Écrire, c’est faire de l’enjeu plus qu’un jeu, que le fétiche qu’on feint de discerner, captif qui s’ajuste au regard adossé à l’imposture déguisée en arsenal de fulgurances.
Écrire, c’est accueillir ce qui, mué en prodige, se met en marche vers nous, nomme, désigne et revendique, s’incurve en trace, desserre l’ordre des temps, prive l’étendue blessée de toute retraite.
Écrire, c’est prendre ses distances avec ce qui abaisse et cloître, plie et enserre, mutile l’illusion du hasard, abolit le chiffre qui fait défaut, rabat l’écart sans issues autres que la trahison et l’oubli, fuit l’avènement du Tout-Autre, au profit du Même.

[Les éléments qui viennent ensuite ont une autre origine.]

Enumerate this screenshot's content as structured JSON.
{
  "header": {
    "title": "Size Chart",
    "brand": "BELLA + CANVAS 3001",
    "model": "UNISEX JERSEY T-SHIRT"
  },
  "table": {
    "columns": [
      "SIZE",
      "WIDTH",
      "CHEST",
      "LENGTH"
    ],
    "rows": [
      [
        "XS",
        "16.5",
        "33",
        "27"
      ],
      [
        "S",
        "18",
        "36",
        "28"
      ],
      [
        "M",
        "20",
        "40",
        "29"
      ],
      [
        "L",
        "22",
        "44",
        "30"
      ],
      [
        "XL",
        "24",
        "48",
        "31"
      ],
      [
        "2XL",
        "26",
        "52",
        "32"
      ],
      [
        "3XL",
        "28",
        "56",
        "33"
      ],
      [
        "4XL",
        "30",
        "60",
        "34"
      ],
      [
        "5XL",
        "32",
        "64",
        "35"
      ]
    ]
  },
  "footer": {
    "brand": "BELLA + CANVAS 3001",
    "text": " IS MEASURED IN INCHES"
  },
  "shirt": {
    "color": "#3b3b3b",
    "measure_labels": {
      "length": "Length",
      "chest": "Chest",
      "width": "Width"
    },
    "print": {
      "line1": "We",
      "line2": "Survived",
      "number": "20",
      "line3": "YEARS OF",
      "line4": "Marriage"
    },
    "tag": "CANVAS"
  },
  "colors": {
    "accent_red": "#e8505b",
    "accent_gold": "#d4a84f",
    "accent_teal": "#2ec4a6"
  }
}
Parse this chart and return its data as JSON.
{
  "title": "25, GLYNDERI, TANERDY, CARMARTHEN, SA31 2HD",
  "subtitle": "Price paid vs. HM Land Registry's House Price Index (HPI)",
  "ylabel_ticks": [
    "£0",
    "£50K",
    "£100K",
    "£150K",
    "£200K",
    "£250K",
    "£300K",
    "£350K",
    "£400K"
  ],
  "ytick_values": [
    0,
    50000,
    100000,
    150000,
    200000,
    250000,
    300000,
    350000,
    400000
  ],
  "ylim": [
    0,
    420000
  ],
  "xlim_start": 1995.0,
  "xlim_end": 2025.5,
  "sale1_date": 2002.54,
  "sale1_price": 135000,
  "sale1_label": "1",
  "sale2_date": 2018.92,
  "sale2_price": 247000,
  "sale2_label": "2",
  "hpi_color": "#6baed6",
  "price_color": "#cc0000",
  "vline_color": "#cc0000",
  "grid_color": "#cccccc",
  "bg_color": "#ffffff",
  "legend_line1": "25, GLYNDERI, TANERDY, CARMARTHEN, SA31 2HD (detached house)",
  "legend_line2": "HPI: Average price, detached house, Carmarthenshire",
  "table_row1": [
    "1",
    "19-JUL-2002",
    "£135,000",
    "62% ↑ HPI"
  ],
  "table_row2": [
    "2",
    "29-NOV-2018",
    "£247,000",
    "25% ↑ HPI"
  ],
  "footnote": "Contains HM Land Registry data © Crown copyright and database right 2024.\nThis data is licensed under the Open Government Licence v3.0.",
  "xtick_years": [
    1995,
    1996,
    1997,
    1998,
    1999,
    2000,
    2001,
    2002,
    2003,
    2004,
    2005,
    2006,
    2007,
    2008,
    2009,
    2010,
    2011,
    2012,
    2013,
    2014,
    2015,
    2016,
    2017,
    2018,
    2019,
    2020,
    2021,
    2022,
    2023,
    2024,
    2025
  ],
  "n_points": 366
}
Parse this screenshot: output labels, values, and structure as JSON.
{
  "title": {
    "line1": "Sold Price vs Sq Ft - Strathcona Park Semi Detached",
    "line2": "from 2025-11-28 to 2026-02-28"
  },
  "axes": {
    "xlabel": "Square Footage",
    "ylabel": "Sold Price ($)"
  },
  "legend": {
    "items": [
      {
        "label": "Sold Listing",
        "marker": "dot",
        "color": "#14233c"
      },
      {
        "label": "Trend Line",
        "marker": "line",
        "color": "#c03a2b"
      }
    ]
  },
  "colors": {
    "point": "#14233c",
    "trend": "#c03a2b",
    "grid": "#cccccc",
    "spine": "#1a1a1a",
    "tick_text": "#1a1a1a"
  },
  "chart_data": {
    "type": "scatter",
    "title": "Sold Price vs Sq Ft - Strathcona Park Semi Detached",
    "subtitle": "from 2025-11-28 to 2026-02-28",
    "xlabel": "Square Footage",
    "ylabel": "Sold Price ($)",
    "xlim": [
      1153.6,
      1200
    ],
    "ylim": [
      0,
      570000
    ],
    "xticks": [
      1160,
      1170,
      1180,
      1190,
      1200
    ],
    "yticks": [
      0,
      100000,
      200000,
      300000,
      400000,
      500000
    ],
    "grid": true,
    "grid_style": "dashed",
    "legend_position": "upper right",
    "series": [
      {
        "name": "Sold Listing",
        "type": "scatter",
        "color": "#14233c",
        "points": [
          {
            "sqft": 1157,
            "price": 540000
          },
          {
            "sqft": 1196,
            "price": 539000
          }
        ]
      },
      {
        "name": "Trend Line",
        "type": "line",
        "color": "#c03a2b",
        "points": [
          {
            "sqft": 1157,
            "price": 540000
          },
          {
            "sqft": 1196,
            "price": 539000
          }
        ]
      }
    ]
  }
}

Tel est le lot de qui écrit sans se retourner sur Eurydice, tel est le lieu que rien n’enrobe, ne voile, n’ensevelit, morcelé, béant, broyé, détour à ses mesures le protégeant du dispersé, de l’intangible, des mises en murmure, des docilités de l’appel à porter au crédit de cette parole allant « de seuil en seuil« , sapée sans trêve, murant jusqu’aux rognures, déjouant ce qui ne s’en ira plus, les courbes premières, les effigies ternies, les feuilles dans le lointain, l’ombreuse brièveté des signes.